Program
Ethnic Studies is a vibrant, interdisciplinary program that allows students to study the historical, cultural, and social dynamics of race and ethnicity in the United States. The Major addresses our shared national legacy of conquest, contact, and resistance through three areas of concentration: History and Identity, Creativity and Spirituality, and Institutions and Activism.
Our core courses thoroughly ground students in theoretical perspectives related to these three themes. Within these broad categories, students are encouraged to develop their own areas of expertise, as they explore local and national communities of color. Through community service learning and internships, students are challenged to engage with issues of privilege, difference, inequality, social justice, and empowerment in an applied manner. Ethnic Studies is uniquely situated to provide students with cross-cultural competence, with an historical grounding in domestic social justice issues, and with conflict resolution skills–all essential to civic life in an increasingly diverse nation and world.

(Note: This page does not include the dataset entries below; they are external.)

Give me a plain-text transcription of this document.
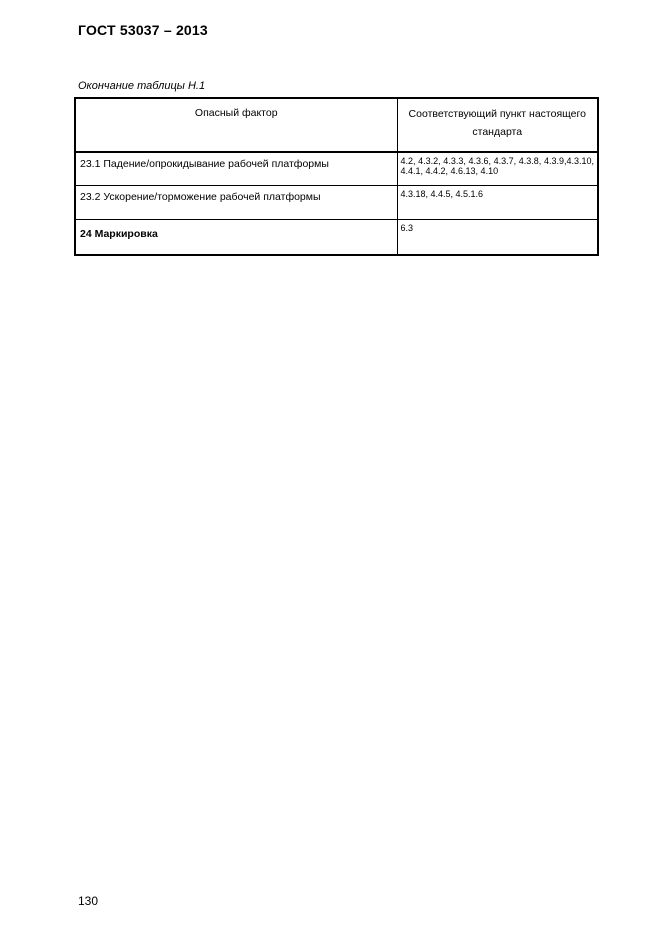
ГОСТ 53037 – 2013
Окончание таблицы Н.1
Опасный фактор	Соответствующий пункт настоящего стандарта
23.1 Падение/опрокидывание рабочей платформы	4.2, 4.3.2, 4.3.3, 4.3.6, 4.3.7, 4.3.8, 4.3.9,4.3.10, 4.4.1, 4.4.2, 4.6.13, 4.10
23.2 Ускорение/торможение рабочей платформы	4.3.18, 4.4.5, 4.5.1.6
24 Маркировка	6.3
130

Our majors are well prepared for careers in law, education, business, social work, counseling, public health, politics, and graduate study in Ethnic Studies.
Ethnic Studies Learning Goals/Outcomes:
- Summarize the legacies of contact, conquest, and resistance within the U.S. historical and contemporary context.
- Analyze the ways in which personal experiences are rooted in history and identity, creativity and spiritually, and institutions and U.S. activism from the experiences of at least two to four U.S. racial/ethnic groups.
- Discuss the ways in which groups live with and challenge the inheritance of conquest, colonialism, oppressions, slavery, extermination, segregation, sexism, and homophobia at the local, national, and transnational levels.
- Using a social justice perspective, compare and contrast the concepts of colorblindness, multiculturalism, diversity, tolerance, anti-racism, and conflict resolution.
- Apply critical race theoretical knowledge as a method that resists contemporary forms of oppression and marginalization and instead strengthens cultural competency.
- Link theoretical paradigm with community-based research and experimential learning such as social activism and participatory research.